# State seeks a few good women for handgun class



## Michihunter (Jan 8, 2003)

*State seeks a few good women for handgun class*
Published: Monday, July 05, 2010, 6:13 AM
The Associated Press 
State wildlife officials are offering a handgun safety and training class designed especially for women.

The $30 class will be held July 19 at the Detroit Sportsmen's Congress in the Detroit suburb of Utica.

The Michigan Department of Natural Resources and Environment is offering the Introduction to Handgun Shooting through BOW, or its Becoming an Outdoors Woman program.
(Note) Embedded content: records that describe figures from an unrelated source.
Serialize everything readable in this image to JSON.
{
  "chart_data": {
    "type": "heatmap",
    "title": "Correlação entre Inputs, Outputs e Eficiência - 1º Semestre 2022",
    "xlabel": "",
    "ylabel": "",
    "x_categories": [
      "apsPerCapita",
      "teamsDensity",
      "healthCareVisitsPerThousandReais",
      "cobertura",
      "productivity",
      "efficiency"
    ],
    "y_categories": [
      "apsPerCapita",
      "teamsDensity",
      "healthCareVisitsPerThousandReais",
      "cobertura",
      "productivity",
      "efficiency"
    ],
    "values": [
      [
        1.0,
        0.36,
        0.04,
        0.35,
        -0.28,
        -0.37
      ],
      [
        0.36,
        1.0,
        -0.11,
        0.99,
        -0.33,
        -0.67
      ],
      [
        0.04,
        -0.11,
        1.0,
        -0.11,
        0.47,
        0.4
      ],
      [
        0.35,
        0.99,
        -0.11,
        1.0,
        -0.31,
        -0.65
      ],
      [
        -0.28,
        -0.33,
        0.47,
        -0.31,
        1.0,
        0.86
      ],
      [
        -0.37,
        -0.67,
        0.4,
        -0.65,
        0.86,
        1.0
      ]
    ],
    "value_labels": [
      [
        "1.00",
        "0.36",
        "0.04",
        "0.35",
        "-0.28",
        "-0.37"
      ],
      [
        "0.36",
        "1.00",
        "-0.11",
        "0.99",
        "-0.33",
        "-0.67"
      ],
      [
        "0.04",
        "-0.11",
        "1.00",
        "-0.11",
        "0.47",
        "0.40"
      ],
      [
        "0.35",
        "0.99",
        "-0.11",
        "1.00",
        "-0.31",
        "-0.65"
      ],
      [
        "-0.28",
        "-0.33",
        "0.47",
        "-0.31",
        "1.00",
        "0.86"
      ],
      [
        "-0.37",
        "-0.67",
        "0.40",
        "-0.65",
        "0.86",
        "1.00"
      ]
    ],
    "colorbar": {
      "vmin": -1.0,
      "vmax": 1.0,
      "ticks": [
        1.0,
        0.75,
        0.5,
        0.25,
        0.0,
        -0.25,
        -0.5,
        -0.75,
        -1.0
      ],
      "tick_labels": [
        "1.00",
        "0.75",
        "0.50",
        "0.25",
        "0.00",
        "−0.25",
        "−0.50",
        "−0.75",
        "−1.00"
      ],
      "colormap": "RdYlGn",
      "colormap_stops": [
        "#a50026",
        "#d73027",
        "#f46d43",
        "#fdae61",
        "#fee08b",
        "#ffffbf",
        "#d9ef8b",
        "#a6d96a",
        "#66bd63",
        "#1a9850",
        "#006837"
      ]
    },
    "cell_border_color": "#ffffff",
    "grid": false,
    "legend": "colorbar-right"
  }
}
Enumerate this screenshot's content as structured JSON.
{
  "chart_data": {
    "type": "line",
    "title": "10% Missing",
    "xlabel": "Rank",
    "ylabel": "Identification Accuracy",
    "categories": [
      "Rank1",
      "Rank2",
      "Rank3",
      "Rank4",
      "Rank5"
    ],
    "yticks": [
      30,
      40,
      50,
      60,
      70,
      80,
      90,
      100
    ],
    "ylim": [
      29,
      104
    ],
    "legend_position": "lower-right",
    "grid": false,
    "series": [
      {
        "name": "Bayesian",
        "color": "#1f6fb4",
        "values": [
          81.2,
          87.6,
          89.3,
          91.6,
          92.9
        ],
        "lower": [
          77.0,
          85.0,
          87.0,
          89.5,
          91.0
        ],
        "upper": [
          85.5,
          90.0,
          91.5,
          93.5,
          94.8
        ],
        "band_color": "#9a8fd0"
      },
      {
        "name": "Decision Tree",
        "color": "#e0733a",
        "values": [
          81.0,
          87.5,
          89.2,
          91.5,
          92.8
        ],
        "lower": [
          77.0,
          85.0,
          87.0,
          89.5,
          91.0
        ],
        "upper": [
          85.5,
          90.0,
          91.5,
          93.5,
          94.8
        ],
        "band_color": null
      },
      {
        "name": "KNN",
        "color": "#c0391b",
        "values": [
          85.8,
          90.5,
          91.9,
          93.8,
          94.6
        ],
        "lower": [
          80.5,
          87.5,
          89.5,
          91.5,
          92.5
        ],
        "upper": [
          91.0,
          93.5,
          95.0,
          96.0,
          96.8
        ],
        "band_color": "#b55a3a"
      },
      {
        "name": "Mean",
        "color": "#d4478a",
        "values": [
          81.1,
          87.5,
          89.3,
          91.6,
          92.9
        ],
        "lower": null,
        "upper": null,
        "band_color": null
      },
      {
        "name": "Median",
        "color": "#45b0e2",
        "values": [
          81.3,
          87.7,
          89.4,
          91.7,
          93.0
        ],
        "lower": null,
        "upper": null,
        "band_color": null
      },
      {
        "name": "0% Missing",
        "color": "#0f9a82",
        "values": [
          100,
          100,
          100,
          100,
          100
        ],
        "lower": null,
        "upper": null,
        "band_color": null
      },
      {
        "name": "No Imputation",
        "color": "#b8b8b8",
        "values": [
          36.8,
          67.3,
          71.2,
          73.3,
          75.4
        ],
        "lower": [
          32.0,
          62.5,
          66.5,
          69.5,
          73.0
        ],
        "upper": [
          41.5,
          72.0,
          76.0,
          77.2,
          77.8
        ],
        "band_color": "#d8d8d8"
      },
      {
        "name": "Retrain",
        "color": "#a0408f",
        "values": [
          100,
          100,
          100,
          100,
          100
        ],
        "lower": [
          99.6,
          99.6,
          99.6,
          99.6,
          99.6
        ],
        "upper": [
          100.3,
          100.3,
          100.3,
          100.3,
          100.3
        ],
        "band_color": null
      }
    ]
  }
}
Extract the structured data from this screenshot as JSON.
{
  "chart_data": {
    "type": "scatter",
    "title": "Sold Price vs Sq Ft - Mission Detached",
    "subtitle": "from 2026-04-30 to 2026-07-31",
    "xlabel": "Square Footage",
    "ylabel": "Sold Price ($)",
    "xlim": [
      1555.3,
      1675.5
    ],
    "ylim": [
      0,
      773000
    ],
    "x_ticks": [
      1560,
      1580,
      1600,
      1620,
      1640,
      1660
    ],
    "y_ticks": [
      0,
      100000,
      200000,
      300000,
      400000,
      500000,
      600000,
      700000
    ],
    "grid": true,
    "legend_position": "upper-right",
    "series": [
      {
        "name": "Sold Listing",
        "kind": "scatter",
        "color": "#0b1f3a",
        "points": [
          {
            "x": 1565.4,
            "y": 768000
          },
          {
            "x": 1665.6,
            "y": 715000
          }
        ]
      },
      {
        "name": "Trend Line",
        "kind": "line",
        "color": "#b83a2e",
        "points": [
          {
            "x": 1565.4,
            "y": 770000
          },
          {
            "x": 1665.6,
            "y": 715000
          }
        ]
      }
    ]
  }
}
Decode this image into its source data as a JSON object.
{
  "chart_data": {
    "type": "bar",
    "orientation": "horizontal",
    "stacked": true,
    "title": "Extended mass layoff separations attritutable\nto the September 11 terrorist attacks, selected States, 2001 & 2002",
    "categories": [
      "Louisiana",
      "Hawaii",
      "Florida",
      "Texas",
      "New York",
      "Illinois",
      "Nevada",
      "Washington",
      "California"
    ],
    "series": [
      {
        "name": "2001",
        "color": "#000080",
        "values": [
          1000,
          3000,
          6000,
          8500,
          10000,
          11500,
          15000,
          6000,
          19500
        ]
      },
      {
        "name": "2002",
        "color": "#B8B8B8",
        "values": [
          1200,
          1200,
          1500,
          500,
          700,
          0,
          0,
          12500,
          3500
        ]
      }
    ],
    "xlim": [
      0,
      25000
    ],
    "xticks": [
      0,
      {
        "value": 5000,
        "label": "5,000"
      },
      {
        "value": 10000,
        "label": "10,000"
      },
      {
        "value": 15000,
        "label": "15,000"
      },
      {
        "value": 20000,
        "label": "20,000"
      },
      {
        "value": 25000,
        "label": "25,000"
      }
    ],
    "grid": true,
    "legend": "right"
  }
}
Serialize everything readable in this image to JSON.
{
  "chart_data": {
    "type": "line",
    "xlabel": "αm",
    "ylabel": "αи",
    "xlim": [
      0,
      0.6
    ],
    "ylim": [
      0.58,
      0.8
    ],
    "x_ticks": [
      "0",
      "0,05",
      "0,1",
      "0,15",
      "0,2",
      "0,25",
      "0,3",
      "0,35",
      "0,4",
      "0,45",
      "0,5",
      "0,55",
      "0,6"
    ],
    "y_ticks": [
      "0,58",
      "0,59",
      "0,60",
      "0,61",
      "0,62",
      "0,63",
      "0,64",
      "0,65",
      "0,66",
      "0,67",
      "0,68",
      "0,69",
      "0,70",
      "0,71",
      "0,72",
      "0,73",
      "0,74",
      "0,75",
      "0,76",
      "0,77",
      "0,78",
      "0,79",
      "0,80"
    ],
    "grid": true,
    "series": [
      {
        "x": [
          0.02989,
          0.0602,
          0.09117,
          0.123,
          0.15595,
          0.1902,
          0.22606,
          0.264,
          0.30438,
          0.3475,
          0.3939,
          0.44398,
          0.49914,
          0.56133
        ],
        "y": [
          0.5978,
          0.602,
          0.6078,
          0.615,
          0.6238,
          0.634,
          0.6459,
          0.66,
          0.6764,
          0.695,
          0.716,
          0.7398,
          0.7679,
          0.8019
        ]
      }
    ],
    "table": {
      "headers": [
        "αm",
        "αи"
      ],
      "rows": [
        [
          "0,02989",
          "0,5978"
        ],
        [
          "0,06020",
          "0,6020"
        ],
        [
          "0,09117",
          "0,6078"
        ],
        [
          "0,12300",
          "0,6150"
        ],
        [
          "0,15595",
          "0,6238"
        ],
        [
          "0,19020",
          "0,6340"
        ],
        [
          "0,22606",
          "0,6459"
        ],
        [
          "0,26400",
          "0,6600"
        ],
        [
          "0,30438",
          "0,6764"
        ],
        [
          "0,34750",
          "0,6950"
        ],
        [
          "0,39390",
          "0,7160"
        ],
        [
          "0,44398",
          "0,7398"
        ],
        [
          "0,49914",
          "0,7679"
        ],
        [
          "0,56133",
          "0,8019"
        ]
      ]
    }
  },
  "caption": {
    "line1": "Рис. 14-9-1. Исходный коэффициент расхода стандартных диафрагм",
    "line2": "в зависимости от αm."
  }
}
The class is designed to teach basic handgun shooting skills, including firearm safety, fundamentals of pistol shooting, ammunition basics and tips on buying a handgun.


----------



## autumnlovr (Jul 21, 2003)

Do you know who the instructors are for this session?


----------



## Michihunter (Jan 8, 2003)

autumnlovr said:


> Do you know who the instructors are for this session?


Can't say that I do. Just saw the article in M-Live and thought I'd pass it along.


----------



## Spartan88 (Nov 14, 2008)

Pistol packin' mama's are cool!


----------



## autumnlovr (Jul 21, 2003)

I used to be a member at DSC, I was just wondering if it was anyone I knew teaching.


----------



## Anglers (Jun 24, 2010)

Spartan88 said:


> Pistol packin' mama's are cool!


 Woman are Crazy :lol:


----------



## autumnlovr (Jul 21, 2003)

Spartan88 said:


> Pistol packin' mama's are cool!
> 
> 
> Anglers said:
> ...


Why, THANK YOU......I resemble that remark!


----------



## shotgun kelly (Jul 7, 2010)

Where are all the Michigan woman hunters?


----------



## autumnlovr (Jul 21, 2003)

I see a lot of my fellow huntresses at various ranges, practicing!


----------



## 1wildchild (Apr 14, 2003)

It's a great place to take a class. I took my CPL class there and the instructors were awesome. The BOW class would be a very worthwhile course for any ladies interested in gaining some handgun knowledge.


----------



## lscha (Mar 22, 2009)

shotgun kelly said:


> Where are all the Michigan woman hunters?


I'm one! But I already have my CPL.


----------



## RIVER LADY (Jun 13, 2005)

shotgun kelly said:


> Where are all the Michigan woman hunters?


I'm right here.


----------



## RIVER LADY (Jun 13, 2005)

Anglers said:


> Woman are Crazy :lol:


Yeah but, men love us.:lol:


----------



## Spartan88 (Nov 14, 2008)

RIVER LADY said:


> Yeah but, men love us.:lol:


Not so much the crazy part.


----------



## RIVER LADY (Jun 13, 2005)

Spartan88 said:


> Not so much the crazy part.


:lol:


----------